The man in question is actually a bespectacled nerdy type – and the spines he collected belong to books.
Filippo Bernardini (30), a junior employee at publishing giant Simon & Schuster UK, was arrested in New York early last year for stealing manuscripts of famous authors. The Federal District Court in Manhattan recently found him guilty of fraud and identity theft.
Over the past six years he has targeted big names such as Margaret Atwood, Sally Rooney, Ian McEwan and Ethan Hawke, as well as other lesser-known authors. He managed to steal more than 1 000 titles right from under their publishers’ noses.

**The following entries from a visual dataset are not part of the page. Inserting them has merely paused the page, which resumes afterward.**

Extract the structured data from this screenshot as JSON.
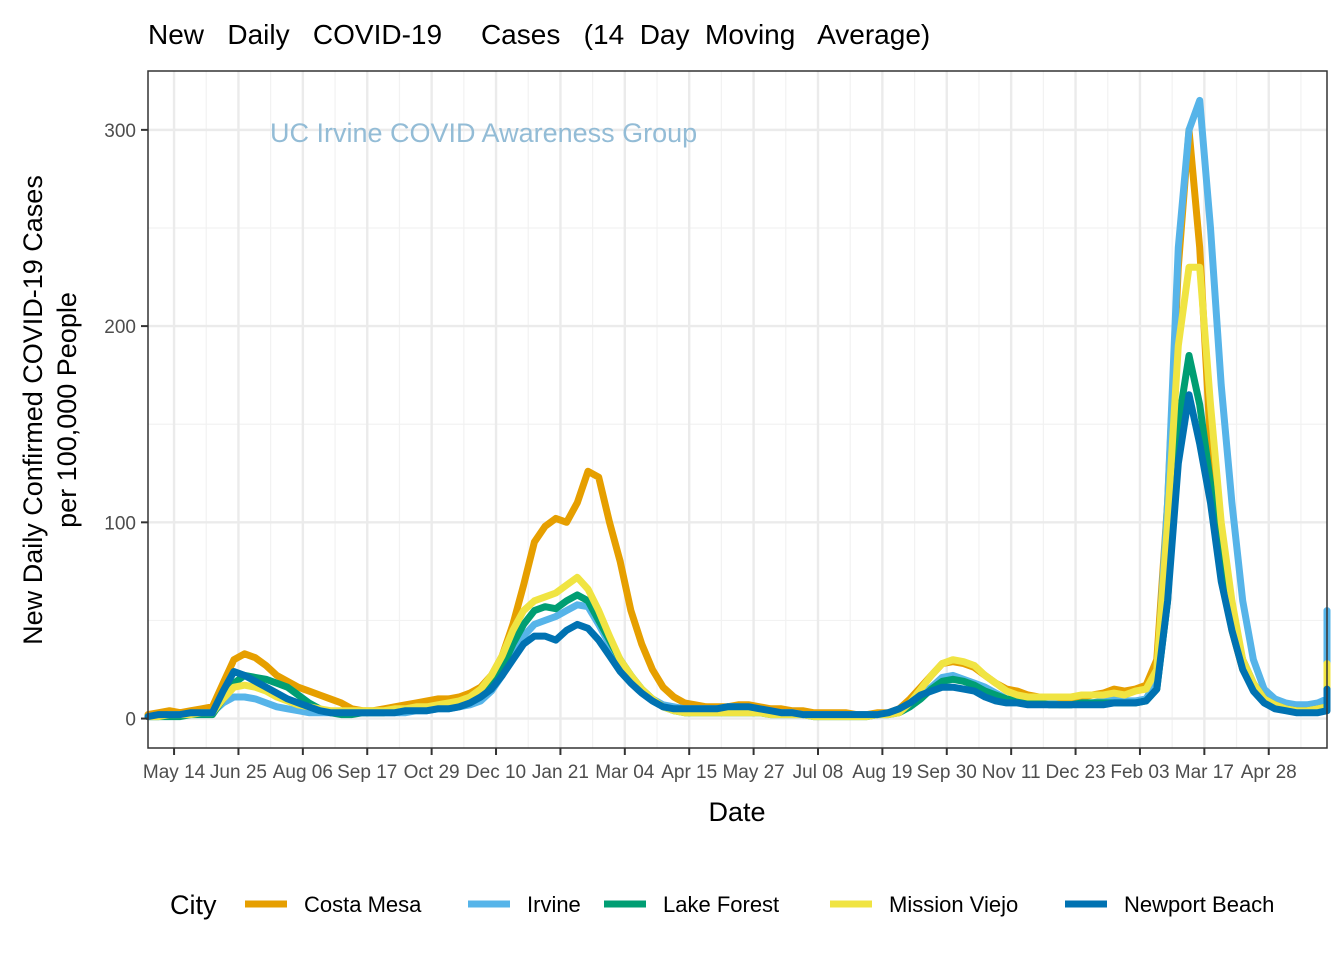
{
  "chart_data": {
    "type": "line",
    "title": "New   Daily   COVID-19     Cases   (14  Day  Moving   Average)",
    "xlabel": "Date",
    "ylabel_lines": [
      "New Daily Confirmed COVID-19 Cases",
      "per 100,000 People"
    ],
    "annotation": "UC Irvine COVID Awareness Group",
    "x_start_date": "2020-04-27",
    "x_step_days": 7,
    "xlim_days": [
      0,
      769
    ],
    "ylim": [
      -15,
      330
    ],
    "yticks": [
      0,
      100,
      200,
      300
    ],
    "ygrid_minor": [
      50,
      150,
      250
    ],
    "xticks": [
      {
        "day": 17,
        "label": "May 14"
      },
      {
        "day": 59,
        "label": "Jun 25"
      },
      {
        "day": 101,
        "label": "Aug 06"
      },
      {
        "day": 143,
        "label": "Sep 17"
      },
      {
        "day": 185,
        "label": "Oct 29"
      },
      {
        "day": 227,
        "label": "Dec 10"
      },
      {
        "day": 269,
        "label": "Jan 21"
      },
      {
        "day": 311,
        "label": "Mar 04"
      },
      {
        "day": 353,
        "label": "Apr 15"
      },
      {
        "day": 395,
        "label": "May 27"
      },
      {
        "day": 437,
        "label": "Jul 08"
      },
      {
        "day": 479,
        "label": "Aug 19"
      },
      {
        "day": 521,
        "label": "Sep 30"
      },
      {
        "day": 563,
        "label": "Nov 11"
      },
      {
        "day": 605,
        "label": "Dec 23"
      },
      {
        "day": 647,
        "label": "Feb 03"
      },
      {
        "day": 689,
        "label": "Mar 17"
      },
      {
        "day": 731,
        "label": "Apr 28"
      }
    ],
    "grid": true,
    "legend": {
      "title": "City",
      "position": "bottom"
    },
    "series": [
      {
        "name": "Costa Mesa",
        "color": "#E69F00",
        "values": [
          2,
          3,
          4,
          3,
          4,
          5,
          6,
          18,
          30,
          33,
          31,
          27,
          22,
          19,
          16,
          14,
          12,
          10,
          8,
          5,
          4,
          4,
          5,
          6,
          7,
          8,
          9,
          10,
          10,
          11,
          13,
          16,
          22,
          32,
          48,
          68,
          90,
          98,
          102,
          100,
          110,
          126,
          123,
          100,
          80,
          55,
          38,
          25,
          16,
          11,
          8,
          7,
          6,
          6,
          6,
          7,
          7,
          6,
          5,
          5,
          4,
          4,
          3,
          3,
          3,
          3,
          2,
          2,
          3,
          3,
          5,
          10,
          16,
          22,
          28,
          29,
          28,
          26,
          22,
          18,
          15,
          14,
          12,
          11,
          10,
          10,
          10,
          11,
          12,
          13,
          15,
          14,
          15,
          17,
          30,
          110,
          230,
          300,
          240,
          140,
          80,
          45,
          25,
          15,
          10,
          7,
          6,
          5,
          5,
          6,
          8,
          9,
          10,
          12,
          15,
          18,
          22
        ]
      },
      {
        "name": "Irvine",
        "color": "#56B4E9",
        "values": [
          1,
          1,
          2,
          2,
          2,
          3,
          3,
          8,
          11,
          11,
          10,
          8,
          6,
          5,
          4,
          3,
          3,
          3,
          3,
          3,
          3,
          3,
          3,
          3,
          3,
          4,
          4,
          5,
          5,
          6,
          7,
          9,
          14,
          22,
          32,
          42,
          48,
          50,
          52,
          55,
          58,
          57,
          48,
          38,
          28,
          20,
          14,
          10,
          7,
          6,
          5,
          5,
          5,
          5,
          6,
          6,
          5,
          4,
          3,
          3,
          3,
          2,
          2,
          2,
          2,
          2,
          2,
          2,
          2,
          3,
          4,
          8,
          12,
          16,
          21,
          22,
          20,
          18,
          16,
          13,
          10,
          9,
          8,
          8,
          8,
          7,
          7,
          8,
          8,
          9,
          10,
          9,
          9,
          10,
          20,
          110,
          240,
          300,
          315,
          250,
          170,
          110,
          60,
          30,
          15,
          10,
          8,
          7,
          7,
          8,
          10,
          12,
          15,
          18,
          22,
          28,
          35,
          44,
          52,
          55
        ]
      },
      {
        "name": "Lake Forest",
        "color": "#009E73",
        "values": [
          1,
          1,
          1,
          1,
          2,
          2,
          2,
          10,
          18,
          22,
          21,
          20,
          18,
          16,
          12,
          8,
          5,
          3,
          2,
          2,
          3,
          3,
          3,
          4,
          4,
          5,
          5,
          6,
          6,
          7,
          9,
          12,
          17,
          26,
          38,
          48,
          55,
          57,
          56,
          60,
          63,
          60,
          50,
          40,
          30,
          22,
          15,
          10,
          6,
          4,
          3,
          3,
          3,
          3,
          3,
          3,
          3,
          3,
          2,
          2,
          2,
          2,
          1,
          1,
          1,
          1,
          1,
          1,
          2,
          2,
          3,
          6,
          10,
          15,
          19,
          20,
          19,
          17,
          14,
          12,
          10,
          9,
          8,
          8,
          7,
          7,
          7,
          8,
          8,
          8,
          8,
          8,
          8,
          9,
          15,
          60,
          150,
          185,
          160,
          120,
          80,
          50,
          30,
          18,
          10,
          7,
          5,
          4,
          4,
          5,
          6,
          7,
          8,
          10,
          13,
          16,
          20,
          22
        ]
      },
      {
        "name": "Mission Viejo",
        "color": "#F0E442",
        "values": [
          1,
          1,
          2,
          2,
          2,
          3,
          3,
          10,
          16,
          17,
          16,
          14,
          11,
          9,
          7,
          6,
          5,
          4,
          4,
          4,
          4,
          4,
          4,
          5,
          5,
          6,
          6,
          7,
          8,
          9,
          11,
          15,
          22,
          32,
          45,
          55,
          60,
          62,
          64,
          68,
          72,
          66,
          55,
          42,
          30,
          22,
          15,
          10,
          6,
          4,
          3,
          3,
          3,
          3,
          3,
          3,
          3,
          3,
          2,
          2,
          2,
          2,
          1,
          1,
          1,
          1,
          1,
          1,
          2,
          2,
          3,
          8,
          15,
          22,
          28,
          30,
          29,
          27,
          22,
          18,
          14,
          12,
          11,
          11,
          11,
          11,
          11,
          12,
          12,
          12,
          13,
          12,
          14,
          15,
          25,
          100,
          190,
          230,
          230,
          160,
          100,
          60,
          30,
          18,
          10,
          7,
          5,
          4,
          4,
          5,
          6,
          8,
          10,
          12,
          16,
          20,
          25,
          28
        ]
      },
      {
        "name": "Newport Beach",
        "color": "#0072B2",
        "values": [
          1,
          2,
          2,
          2,
          3,
          3,
          3,
          14,
          24,
          22,
          19,
          16,
          13,
          10,
          8,
          6,
          4,
          3,
          3,
          3,
          3,
          3,
          3,
          3,
          4,
          4,
          4,
          5,
          5,
          6,
          8,
          11,
          15,
          22,
          30,
          38,
          42,
          42,
          40,
          45,
          48,
          46,
          40,
          32,
          24,
          18,
          13,
          9,
          6,
          5,
          5,
          5,
          5,
          5,
          6,
          6,
          6,
          5,
          4,
          3,
          3,
          2,
          2,
          2,
          2,
          2,
          2,
          2,
          2,
          3,
          5,
          8,
          12,
          14,
          16,
          16,
          15,
          14,
          11,
          9,
          8,
          8,
          7,
          7,
          7,
          7,
          7,
          7,
          7,
          7,
          8,
          8,
          8,
          9,
          15,
          60,
          130,
          165,
          140,
          110,
          70,
          45,
          25,
          14,
          8,
          5,
          4,
          3,
          3,
          3,
          4,
          5,
          6,
          7,
          8,
          10,
          12,
          14,
          15
        ]
      }
    ]
  }
}
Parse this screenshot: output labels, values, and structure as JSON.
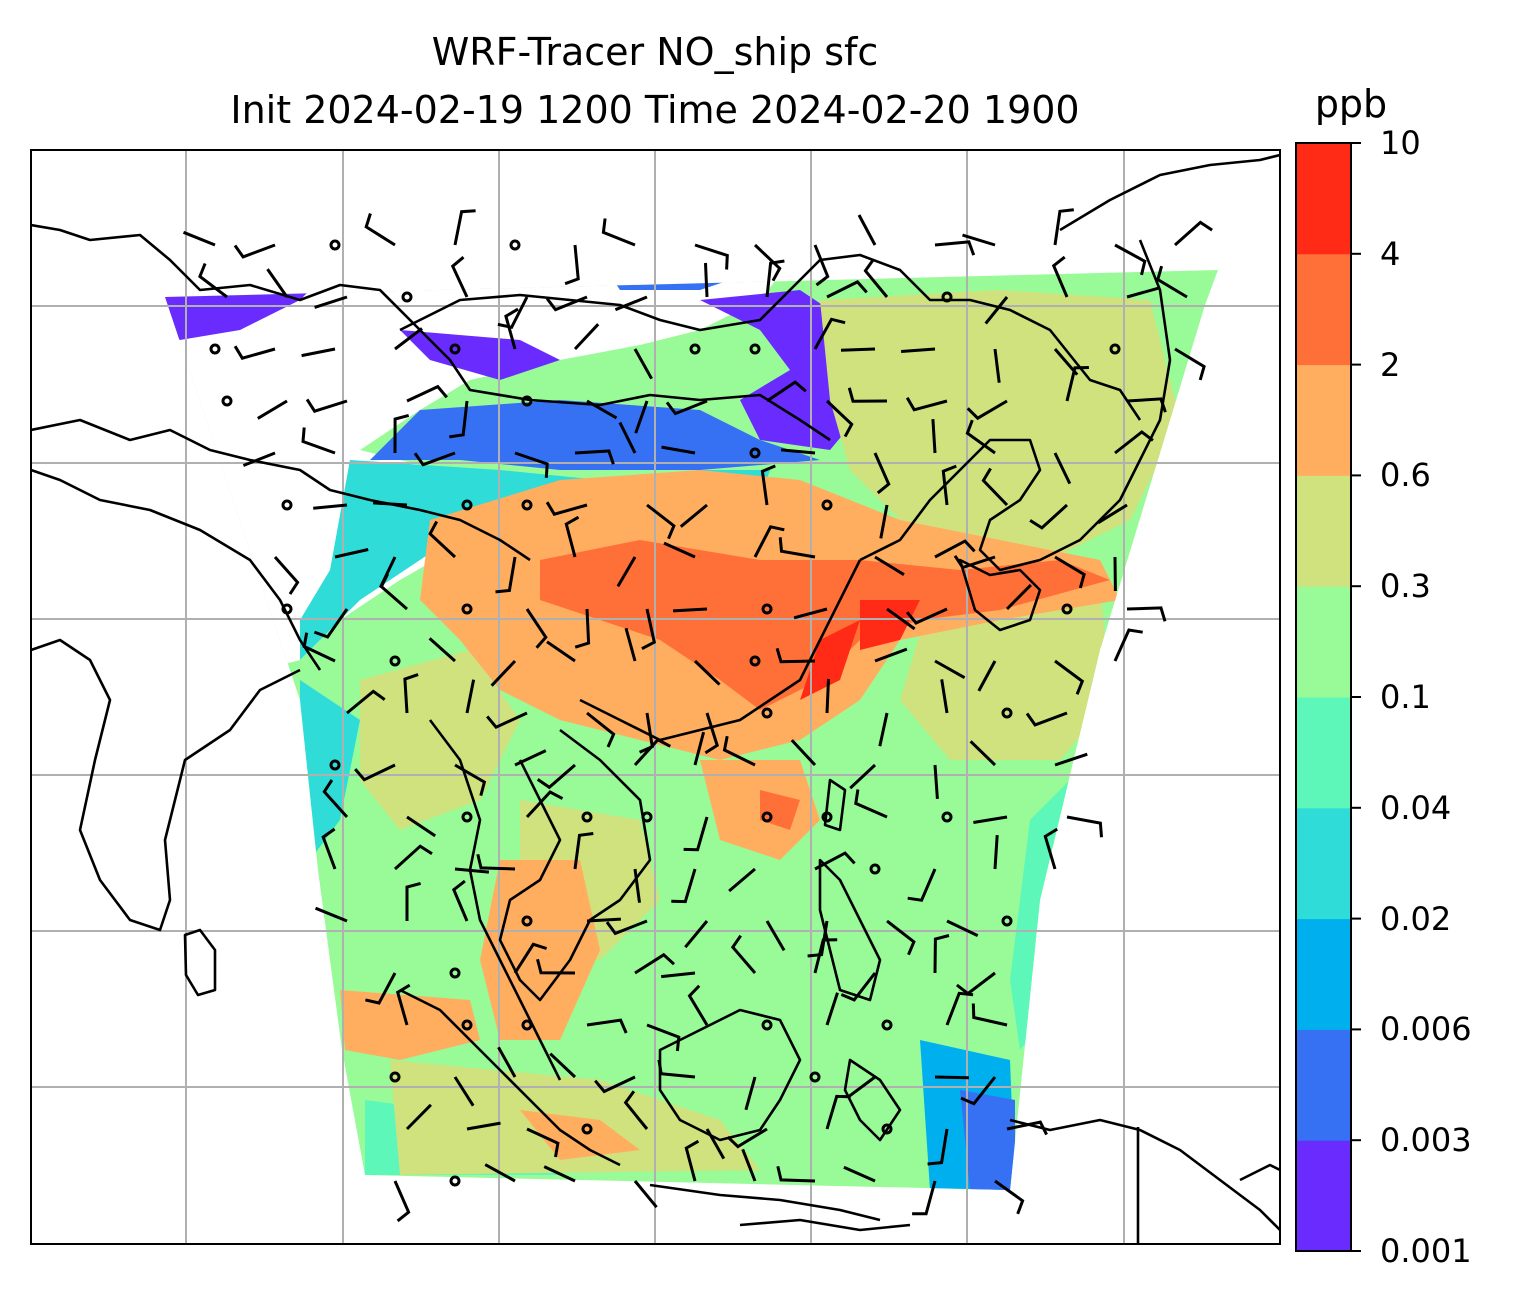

Bernardini’s methods were quite simple. He sent polite emails to authors, editors, translators, and other well-connected people in the literary world, impersonating someone they knew and trusted and asked them to send him their latest drafts. In many cases, they happily obliged.
He used publishing terms such as English language rights and using abbreviations like “ms” when referring to manuscripts. He also set up multiple email accounts with cleverly disguised email addresses such @randornhouse.com instead of @randomhouse.com – essentially a phishing exercise where emails aren’t who they appear to be from.
After a year-long investigation the FBI’s cyber division unmasked him and brought him to book.